Interestingly, earlier this month between 5 to 8 March, the retail fuel prices remained unchanged. These rates are revised by the state-owned oil marketing companies on a daily basis at 6 am in as a reflection of the crude prices and the foreign exchange rate.
To keep the fuel price unchanged for a period as long as 4 days seems strange as crude futures are actively traded commodities whose prices keep fluctuating by the minute. This increase suspicion of governmental intervention as these oil marketing companies would otherwise face huge losses if prices remain lower than market rates.
It should also be observed that while Brent crude has come down from its above $80 a barrel level in October to $67, the reflection of the price change isn't as significant in rupee terms when compared to the Rs 84/litre price (as on 4 October 2018).

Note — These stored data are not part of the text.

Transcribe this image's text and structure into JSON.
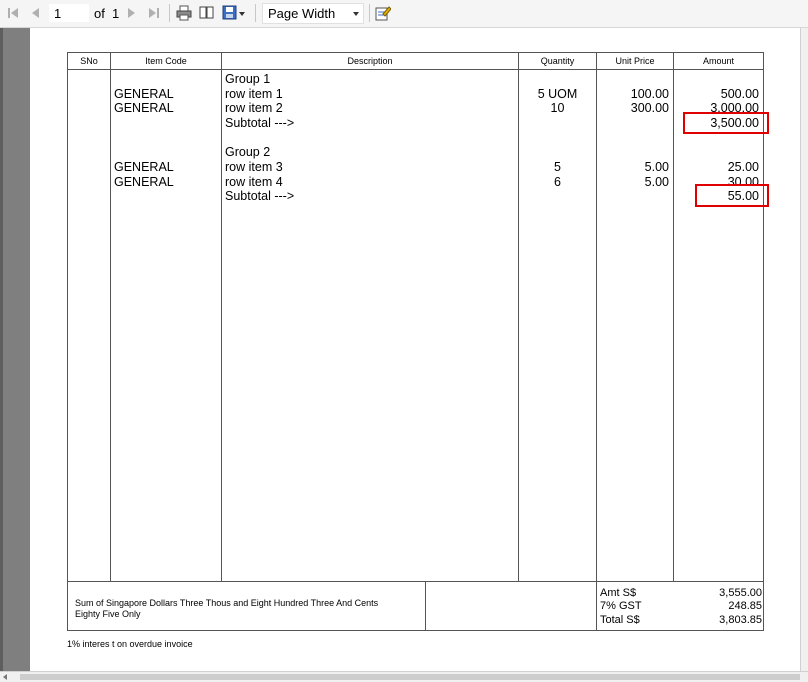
{
  "toolbar": {
    "page_current": "1",
    "of_label": "of",
    "page_total": "1",
    "zoom_value": "Page Width",
    "icons": [
      "first-page-icon",
      "previous-page-icon",
      "next-page-icon",
      "last-page-icon",
      "print-icon",
      "page-setup-icon",
      "export-icon",
      "edit-icon"
    ]
  },
  "report": {
    "columns": [
      "SNo",
      "Item Code",
      "Description",
      "Quantity",
      "Unit Price",
      "Amount"
    ],
    "groups": [
      {
        "title": "Group 1",
        "rows": [
          {
            "code": "GENERAL",
            "description": "row item 1",
            "quantity": "5 UOM",
            "unit_price": "100.00",
            "amount": "500.00"
          },
          {
            "code": "GENERAL",
            "description": "row item 2",
            "quantity": "10",
            "unit_price": "300.00",
            "amount": "3,000.00"
          }
        ],
        "subtotal_label": "Subtotal --->",
        "subtotal": "3,500.00"
      },
      {
        "title": "Group 2",
        "rows": [
          {
            "code": "GENERAL",
            "description": "row item 3",
            "quantity": "5",
            "unit_price": "5.00",
            "amount": "25.00"
          },
          {
            "code": "GENERAL",
            "description": "row item 4",
            "quantity": "6",
            "unit_price": "5.00",
            "amount": "30.00"
          }
        ],
        "subtotal_label": "Subtotal --->",
        "subtotal": "55.00"
      }
    ],
    "amount_in_words_line1": "Sum of Singapore Dollars Three Thous and Eight Hundred Three And Cents",
    "amount_in_words_line2": "Eighty Five Only",
    "totals": [
      {
        "label": "Amt S$",
        "value": "3,555.00"
      },
      {
        "label": "7% GST",
        "value": "248.85"
      },
      {
        "label": "Total S$",
        "value": "3,803.85"
      }
    ],
    "footer_note": "1% interes t on overdue invoice"
  },
  "colors": {
    "highlight": "#e00000",
    "toolbar_bg": "#f5f5f5",
    "viewer_gray": "#7f7f7f"
  }
}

There are chances that the petrol rate changes might be stalled ahead of the elections, just like it was done ahead of major elections (like that during Karnataka state election).
Notably, back in 2014 Congress-led UPA government had lost elections at a time when petrol prices had risen sharply in September 2013 to Rs 83.67. A similar trend now prevails.
Being one of the essential everyday commodities for a common man as well as businesses, petrol and diesel prices do affect the sentiments of voters. This is largely due to the fact that not many understand India's dependency on imports for its fuel supply and that international rates govern the prices.
Hence, the government is usually blamed, and the NDA government could restore to withholding the price changes so as to prevent consumer outrage.